JT anula auto de infração de empresa que não cumpriu cota legal de vagas para pessoas com deficiência

Notícias • 20 de Fevereiro de 2017

JT anula auto de infração de empresa que não cumpriu cota legal de vagas para pessoas com deficiência

A Lei 8.213/91, em seu artigo 93, determina que toda empresa com cem ou mais empregados contrate uma cota mínima de trabalhadores com deficiência. Mas, quando comprovado que a empresa se esforçou para preencher essas vagas e não conseguiu por ausência de candidatos interessados e habilitados para as funções disponíveis, a conclusão é de que ela não descumpriu a lei.

Foi esse o entendimento da 3ª Turma do TRT-3ª Região, ao julgar desfavoravelmente o recurso interposto pela União Federal, que não se conformava com a declaração de nulidade do auto de infração emitido contra uma empresa de engenharia, e a consequente exclusão da multa aplicada. Na mesma linha, recente decisão do TRT-2ª Região anulou auto de infração lavrado pelo Ministério do Trabalho à empresa, em razão do descumprimento da cota de trabalhadores deficientes, considerando que a multa se torna incabível quando a empresa se mostra diligente no sentido de oportunizar a inclusão social determinada pelo artigo 93 da Lei 8.213/1991.

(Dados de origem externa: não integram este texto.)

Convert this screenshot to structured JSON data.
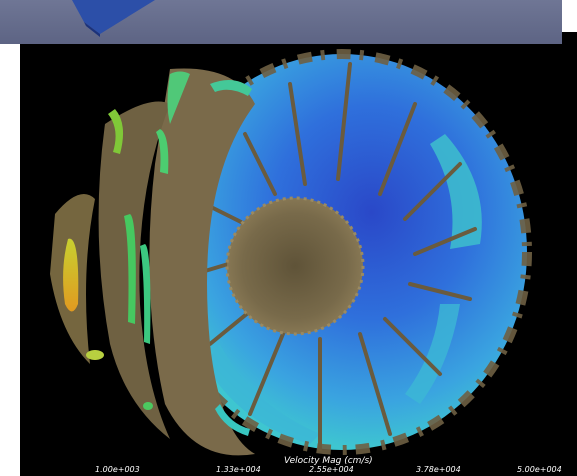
{
  "colorbar": {
    "title": "Velocity Mag (cm/s)",
    "ticks": [
      "1.00e+003",
      "1.33e+004",
      "2.55e+004",
      "3.78e+004",
      "5.00e+004"
    ],
    "colors": [
      "#f0d020",
      "#46d070",
      "#38c0c8",
      "#3a8ee0",
      "#2a4cd0"
    ]
  },
  "scene": {
    "background": "#000000",
    "debris_color": "#7a6a4a",
    "banner_color": "#676e8e",
    "cube_color": "#2e4ea8"
  }
}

No primeiro caso, a desembargadora relatora, Camilla Guimarães Pereira Zeidler, ressaltou que a empresa autuada não negou o descumprimento da quota legal de contratação de pessoas deficientes, conforme descrito no auto de infração. Mas o fato é que a empresa foi autuada em 30.10.2012 e as provas revelaram que, desde agosto/2012, ela vinha se esforçando para contratar empregados portadores de deficiência. Só não conseguiu cumprir a lei porque não apareceram candidatos interessados.

Uma testemunha revelou que a empresa chegou a colocar anúncio no SINE (Sistema Nacional de Captação de Mão de Obra), mas não teve êxito, pois as pessoas que se apresentaram não tinham condições de trabalhar em nenhuma das atividades de campo da empresa. E, mesmo após disponibilizar as vagas na área de escritório, a resposta não foi positiva, resultando na contratação de apenas uma pessoa para a limpeza.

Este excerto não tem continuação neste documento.